Figure contains an axes object. The axes object with ylabel Number of Observations contains 2 objects of type bar. These objects represent Normal Network, Robust Network.

Compare Perturbation Values

Compare the number of verified results as the perturbation value changes. Create lower and upper bounds for each image for a range of perturbation values. To reduce computation time, specify multiple pairs of input bounds in a single call to the verifyNetworkRobustness function.

numToVerify = 50;
X = X(:,:,:,1:numToVerify);
T = T(1:numToVerify);

perturbationRange = 0:0.01:0.1;

XLower = [];
XUpper = [];
TRange = [];

j = 1;
for i = 1:numel(perturbationRange)
    idxRange = j:(j+numToVerify-1);

    perturbationRangeIdx(i,1) = idxRange(1);
    perturbationRangeIdx(i,2) = idxRange(end);

    XLower(:,:,:,idxRange) = X - perturbationRange(i);
    XUpper(:,:,:,idxRange) = X + perturbationRange(i);

    TRange(idxRange) = T;
    j = j + numToVerify;
end

XLower = dlarray(XLower,"SSCB");
XUpper = dlarray(XUpper,"SSCB");

Verify the robustness of both networks for each pair of input lower and upper bounds.

result = verifyNetworkRobustness(net,XLower,XUpper,TRange);
resultRobust = verifyNetworkRobustness(netRobust,XLower,XUpper,TRange);

Find the number of verified results for each perturbation value.

numVerified = [];
numVerifiedRobust = [];

for i = 1:numel(perturbationRange)
    range = perturbationRangeIdx(i,:);

    numVerified(i) = sum(result(range(1):range(2)) == "verified");
    numVerifiedRobust(i) = sum(resultRobust(range(1):range(2)) == "verified");
end

Plot the results.

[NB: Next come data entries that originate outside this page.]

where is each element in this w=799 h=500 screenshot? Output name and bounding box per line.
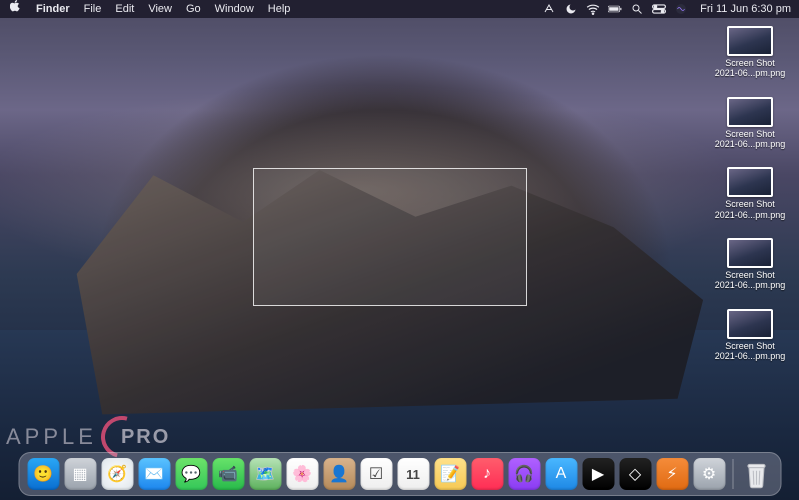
dock-app-calendar[interactable]: 11 xyxy=(397,458,429,490)
menubar: Finder FileEditViewGoWindowHelp Fri 11 J… xyxy=(0,0,799,18)
file-thumbnail-icon xyxy=(727,309,773,339)
file-thumbnail-icon xyxy=(727,238,773,268)
desktop-file[interactable]: Screen Shot2021-06...pm.png xyxy=(707,167,793,220)
menubar-menu-help[interactable]: Help xyxy=(261,3,298,15)
status-app-icon[interactable] xyxy=(542,2,556,16)
menubar-app-name[interactable]: Finder xyxy=(29,0,77,18)
dock-app-messages[interactable]: 💬 xyxy=(175,458,207,490)
drag-selection-rect xyxy=(253,168,527,306)
wifi-icon[interactable] xyxy=(586,2,600,16)
dock-app-tv[interactable]: ▶︎ xyxy=(582,458,614,490)
dock-app-mail[interactable]: ✉️ xyxy=(138,458,170,490)
apple-menu-icon[interactable] xyxy=(6,0,29,18)
dock-app-altserver[interactable]: ◇ xyxy=(619,458,651,490)
dock-app-music[interactable]: ♪ xyxy=(471,458,503,490)
file-thumbnail-icon xyxy=(727,26,773,56)
desktop-file[interactable]: Screen Shot2021-06...pm.png xyxy=(707,26,793,79)
file-label: Screen Shot2021-06...pm.png xyxy=(715,270,786,291)
dock: 🙂▦🧭✉️💬📹🗺️🌸👤☑︎11📝♪🎧A▶︎◇⚡︎⚙︎ xyxy=(18,452,781,496)
spotlight-icon[interactable] xyxy=(630,2,644,16)
file-label: Screen Shot2021-06...pm.png xyxy=(715,199,786,220)
dock-app-photos[interactable]: 🌸 xyxy=(286,458,318,490)
menubar-clock[interactable]: Fri 11 Jun 6:30 pm xyxy=(696,0,791,18)
dock-app-safari[interactable]: 🧭 xyxy=(101,458,133,490)
watermark-left: APPLE xyxy=(6,424,97,450)
menubar-menu-edit[interactable]: Edit xyxy=(108,3,141,15)
dock-app-podcasts[interactable]: 🎧 xyxy=(508,458,540,490)
menubar-menu-go[interactable]: Go xyxy=(179,3,208,15)
moon-icon[interactable] xyxy=(564,2,578,16)
dock-separator xyxy=(732,459,733,489)
dock-app-maps[interactable]: 🗺️ xyxy=(249,458,281,490)
dock-trash[interactable] xyxy=(740,458,772,490)
dock-app-notes[interactable]: 📝 xyxy=(434,458,466,490)
desktop-file[interactable]: Screen Shot2021-06...pm.png xyxy=(707,97,793,150)
control-center-icon[interactable] xyxy=(652,2,666,16)
desktop-file[interactable]: Screen Shot2021-06...pm.png xyxy=(707,309,793,362)
desktop-file[interactable]: Screen Shot2021-06...pm.png xyxy=(707,238,793,291)
menubar-left: Finder FileEditViewGoWindowHelp xyxy=(6,0,297,18)
siri-icon[interactable] xyxy=(674,2,688,16)
battery-icon[interactable] xyxy=(608,2,622,16)
dock-app-reminders[interactable]: ☑︎ xyxy=(360,458,392,490)
dock-app-facetime[interactable]: 📹 xyxy=(212,458,244,490)
menubar-menu-file[interactable]: File xyxy=(77,3,109,15)
menubar-menu-window[interactable]: Window xyxy=(208,3,261,15)
dock-app-settings[interactable]: ⚙︎ xyxy=(693,458,725,490)
file-label: Screen Shot2021-06...pm.png xyxy=(715,129,786,150)
menubar-status: Fri 11 Jun 6:30 pm xyxy=(542,0,793,18)
file-thumbnail-icon xyxy=(727,97,773,127)
dock-app-appstore[interactable]: A xyxy=(545,458,577,490)
file-thumbnail-icon xyxy=(727,167,773,197)
dock-app-contacts[interactable]: 👤 xyxy=(323,458,355,490)
file-label: Screen Shot2021-06...pm.png xyxy=(715,341,786,362)
dock-app-launchpad[interactable]: ▦ xyxy=(64,458,96,490)
file-label: Screen Shot2021-06...pm.png xyxy=(715,58,786,79)
menubar-menu-view[interactable]: View xyxy=(141,3,179,15)
desktop-icons-column: Screen Shot2021-06...pm.png Screen Shot20… xyxy=(707,26,793,361)
dock-app-taurine[interactable]: ⚡︎ xyxy=(656,458,688,490)
dock-app-finder[interactable]: 🙂 xyxy=(27,458,59,490)
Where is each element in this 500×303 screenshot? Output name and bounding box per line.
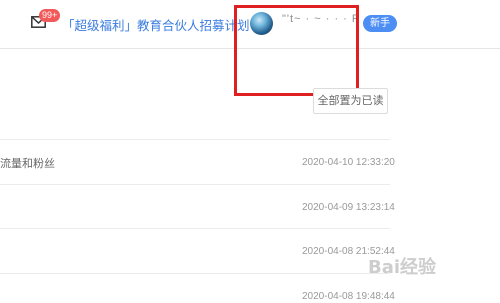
message-time: 2020-04-08 19:48:44 — [302, 291, 395, 302]
row-divider — [0, 228, 390, 229]
row-divider — [0, 273, 390, 274]
row-divider — [0, 184, 390, 185]
user-level-badge: 新手 — [363, 15, 397, 32]
mark-all-read-button[interactable]: 全部置为已读 — [313, 88, 388, 114]
promo-link[interactable]: 「超级福利」教育合伙人招募计划 — [62, 15, 250, 34]
message-text[interactable]: 流量和粉丝 — [0, 155, 55, 171]
annotation-highlight-box — [234, 5, 359, 96]
message-time: 2020-04-09 13:23:14 — [302, 202, 395, 213]
row-divider — [0, 139, 390, 140]
message-time: 2020-04-10 12:33:20 — [302, 157, 395, 168]
notification-count-badge: 99+ — [39, 9, 61, 22]
baidu-jingyan-watermark: Bai经验 — [368, 257, 437, 278]
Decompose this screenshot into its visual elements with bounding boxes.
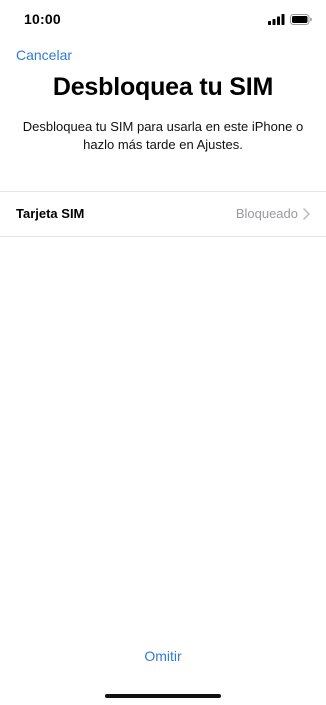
status-icons: [268, 13, 312, 25]
page-title: Desbloquea tu SIM: [52, 73, 274, 101]
home-indicator[interactable]: [105, 694, 221, 698]
page-description: Desbloquea tu SIM para usarla en este iP…: [22, 119, 304, 152]
sim-card-row[interactable]: Tarjeta SIM Bloqueado: [0, 191, 326, 237]
sim-card-label: Tarjeta SIM: [16, 206, 85, 221]
cancel-button[interactable]: Cancelar: [16, 47, 72, 63]
status-bar: 10:00: [0, 0, 326, 40]
battery-full-icon: [290, 13, 312, 25]
status-time: 10:00: [24, 11, 61, 27]
skip-button[interactable]: Omitir: [0, 648, 326, 664]
cellular-signal-icon: [268, 13, 285, 25]
chevron-right-icon: [303, 208, 310, 220]
sim-status-value: Bloqueado: [235, 206, 298, 221]
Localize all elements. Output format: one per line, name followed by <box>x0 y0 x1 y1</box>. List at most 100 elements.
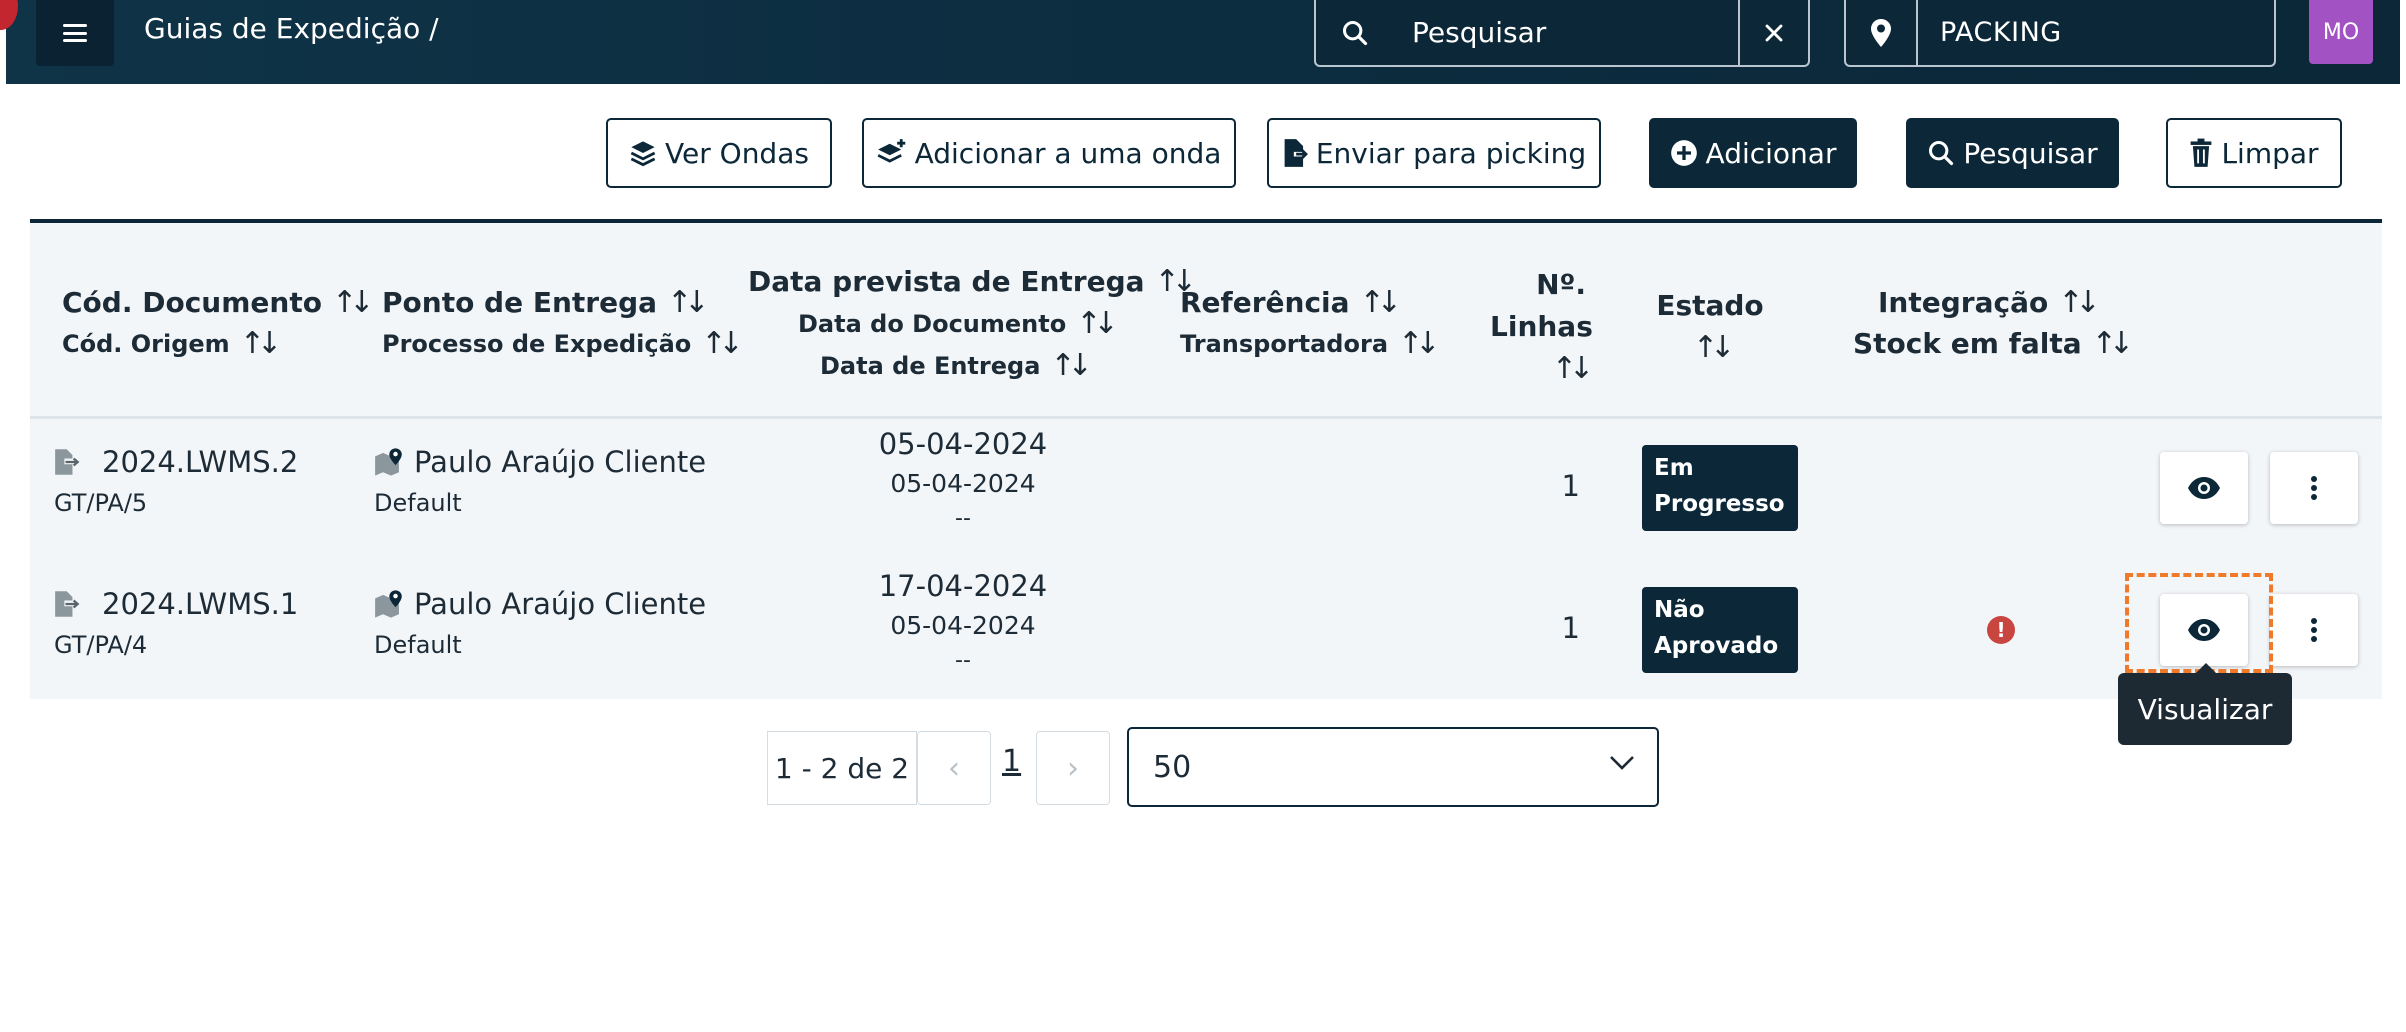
shipping-guides-table: Cód. Documento ↑↓ Cód. Origem ↑↓ Ponto de … <box>30 219 2382 699</box>
search-button[interactable]: Pesquisar <box>1906 118 2119 188</box>
add-label: Adicionar <box>1705 136 1837 170</box>
kebab-menu-icon <box>2311 618 2317 642</box>
file-export-icon <box>55 591 80 617</box>
header-status-label: Estado <box>1656 289 1764 322</box>
table-row[interactable]: 2024.LWMS.2 GT/PA/5 Paulo Araújo Cliente… <box>30 419 2382 557</box>
process-name: Default <box>374 631 462 659</box>
header-status[interactable]: Estado ↑↓ <box>1650 285 1770 369</box>
doc-code[interactable]: 2024.LWMS.2 <box>102 445 298 479</box>
add-to-wave-button[interactable]: Adicionar a uma onda <box>862 118 1236 188</box>
header-delivery-point[interactable]: Ponto de Entrega ↑↓ <box>382 285 709 320</box>
client-name: Paulo Araújo Cliente <box>414 445 707 479</box>
delivery-point-cell: Paulo Araújo Cliente Default <box>374 587 706 659</box>
clear-search-button[interactable] <box>1738 0 1808 65</box>
search-icon[interactable] <box>1316 0 1394 65</box>
header-expected-date-label: Data prevista de Entrega <box>748 265 1145 298</box>
header-expected-date[interactable]: Data prevista de Entrega ↑↓ <box>748 264 1197 299</box>
header-reference[interactable]: Referência ↑↓ <box>1180 285 1402 320</box>
header-shipping-process[interactable]: Processo de Expedição ↑↓ <box>382 326 744 361</box>
menu-button[interactable] <box>36 0 114 66</box>
header-delivery-date[interactable]: Data de Entrega ↑↓ <box>820 348 1093 383</box>
prev-page-button[interactable]: ‹ <box>917 731 991 805</box>
user-avatar[interactable]: MO <box>2309 0 2373 64</box>
header-lines[interactable]: Nº. Linhas ↑↓ <box>1490 264 1594 390</box>
view-button[interactable] <box>2160 452 2248 524</box>
plus-circle-icon <box>1670 140 1697 166</box>
search-label: Pesquisar <box>1963 136 2098 170</box>
search-input[interactable]: Pesquisar <box>1394 0 1738 65</box>
view-waves-label: Ver Ondas <box>665 136 809 170</box>
header-missing-stock-label: Stock em falta <box>1853 327 2082 360</box>
expected-date: 17-04-2024 <box>878 569 1048 603</box>
send-picking-button[interactable]: Enviar para picking <box>1267 118 1601 188</box>
sort-icon[interactable]: ↑↓ <box>1360 285 1402 320</box>
more-options-button[interactable] <box>2270 594 2358 666</box>
status-badge: Não Aprovado <box>1642 587 1798 673</box>
status-line-1: Não <box>1654 597 1705 623</box>
sort-icon[interactable]: ↑↓ <box>701 326 743 361</box>
sort-icon[interactable]: ↑↓ <box>1552 348 1594 390</box>
origin-code: GT/PA/5 <box>54 489 148 517</box>
header-integration-label: Integração <box>1878 286 2049 319</box>
pagination-count: 1 - 2 de 2 <box>767 731 917 805</box>
sort-icon[interactable]: ↑↓ <box>2058 285 2100 320</box>
header-shipping-process-label: Processo de Expedição <box>382 329 692 358</box>
sort-icon[interactable]: ↑↓ <box>1050 348 1092 383</box>
location-selector[interactable]: PACKING <box>1844 0 2276 67</box>
header-carrier-label: Transportadora <box>1180 329 1389 358</box>
layers-plus-icon <box>877 139 905 163</box>
brand-corner <box>0 0 18 30</box>
breadcrumb[interactable]: Guias de Expedição / <box>144 12 439 45</box>
add-to-wave-label: Adicionar a uma onda <box>914 136 1222 170</box>
sort-icon[interactable]: ↑↓ <box>667 285 709 320</box>
delivery-date: -- <box>955 648 971 673</box>
clear-label: Limpar <box>2221 136 2319 170</box>
add-button[interactable]: Adicionar <box>1649 118 1857 188</box>
layers-icon <box>630 141 656 167</box>
clear-button[interactable]: Limpar <box>2166 118 2342 188</box>
sort-icon[interactable]: ↑↓ <box>1693 327 1735 369</box>
status-line-2: Aprovado <box>1654 633 1779 659</box>
doc-cell: 2024.LWMS.1 GT/PA/4 <box>54 587 298 659</box>
focus-highlight <box>2125 573 2273 673</box>
next-page-button[interactable]: › <box>1036 731 1110 805</box>
header-delivery-date-label: Data de Entrega <box>820 351 1041 380</box>
doc-date: 05-04-2024 <box>890 469 1036 498</box>
more-options-button[interactable] <box>2270 452 2358 524</box>
client-name: Paulo Araújo Cliente <box>414 587 707 621</box>
page-size-value: 50 <box>1153 749 1192 785</box>
header-doc-date-label: Data do Documento <box>798 309 1067 338</box>
doc-code[interactable]: 2024.LWMS.1 <box>102 587 298 621</box>
header-doc-code[interactable]: Cód. Documento ↑↓ <box>62 285 374 320</box>
header-carrier[interactable]: Transportadora ↑↓ <box>1180 326 1440 361</box>
header-missing-stock[interactable]: Stock em falta ↑↓ <box>1853 326 2134 361</box>
page-number[interactable]: 1 <box>1002 744 1021 779</box>
lines-count: 1 <box>1561 469 1580 503</box>
map-location-icon <box>375 448 402 476</box>
page-size-select[interactable]: 50 <box>1127 727 1659 807</box>
chevron-down-icon <box>1610 756 1634 770</box>
sort-icon[interactable]: ↑↓ <box>1076 306 1118 341</box>
header-lines-label-1: Nº. <box>1536 268 1586 301</box>
table-row[interactable]: 2024.LWMS.1 GT/PA/4 Paulo Araújo Cliente… <box>30 561 2382 699</box>
sort-icon[interactable]: ↑↓ <box>240 326 282 361</box>
send-picking-label: Enviar para picking <box>1315 136 1587 170</box>
view-waves-button[interactable]: Ver Ondas <box>606 118 832 188</box>
header-delivery-point-label: Ponto de Entrega <box>382 286 658 319</box>
missing-stock-warning-icon: ! <box>1987 616 2015 644</box>
sort-icon[interactable]: ↑↓ <box>1398 326 1440 361</box>
expected-date: 05-04-2024 <box>878 427 1048 461</box>
status-line-1: Em <box>1654 455 1694 481</box>
sort-icon[interactable]: ↑↓ <box>2092 326 2134 361</box>
header-origin-code[interactable]: Cód. Origem ↑↓ <box>62 326 282 361</box>
lines-count: 1 <box>1561 611 1580 645</box>
doc-cell: 2024.LWMS.2 GT/PA/5 <box>54 445 298 517</box>
header-reference-label: Referência <box>1180 286 1350 319</box>
map-pin-icon <box>1846 0 1918 65</box>
header-integration[interactable]: Integração ↑↓ <box>1878 285 2101 320</box>
tooltip-text: Visualizar <box>2118 673 2292 745</box>
global-search[interactable]: Pesquisar <box>1314 0 1810 67</box>
header-doc-date[interactable]: Data do Documento ↑↓ <box>798 306 1119 341</box>
sort-icon[interactable]: ↑↓ <box>332 285 374 320</box>
header-doc-code-label: Cód. Documento <box>62 286 322 319</box>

As the perturbation increases, the number of observations returning verified decreases for both networks.

figure
plot(perturbationRange,numVerified,"*-")
hold on
plot(perturbationRange,numVerifiedRobust,"*-")
hold off

legend(["Normal Network","Robust Network"])
xlabel("Perturbation")
ylabel("Number of verified Results")

Figure contains an axes object. The axes object with xlabel Perturbation, ylabel Number of verified Results contains 2 objects of type line. These objects represent Normal Network, Robust Network.

References

[1] Goodfellow, Ian J., Jonathon Shlens, and Christian Szegedy. “Explaining and Harnessing Adversarial Examples.” Preprint, submitted March 20, 2015. https://arxiv.org/abs/1412.6572.

[2] Singh, Gagandeep, Timon Gehr, Markus Püschel, and Martin Vechev. “An Abstract Domain for Certifying Neural Networks.” Proceedings of the ACM on Programming Languages 3, no. POPL (January 2, 2019): 1–30. https://doi.org/10.1145/3290354.

[3] Madry, Aleksander, Aleksandar Makelov, Ludwig Schmidt, Dimitris Tsipras, and Adrian Vladu. “Towards Deep Learning Models Resistant to Adversarial Attacks.” Preprint, submitted September 4, 2019. https://arxiv.org/abs/1706.06083.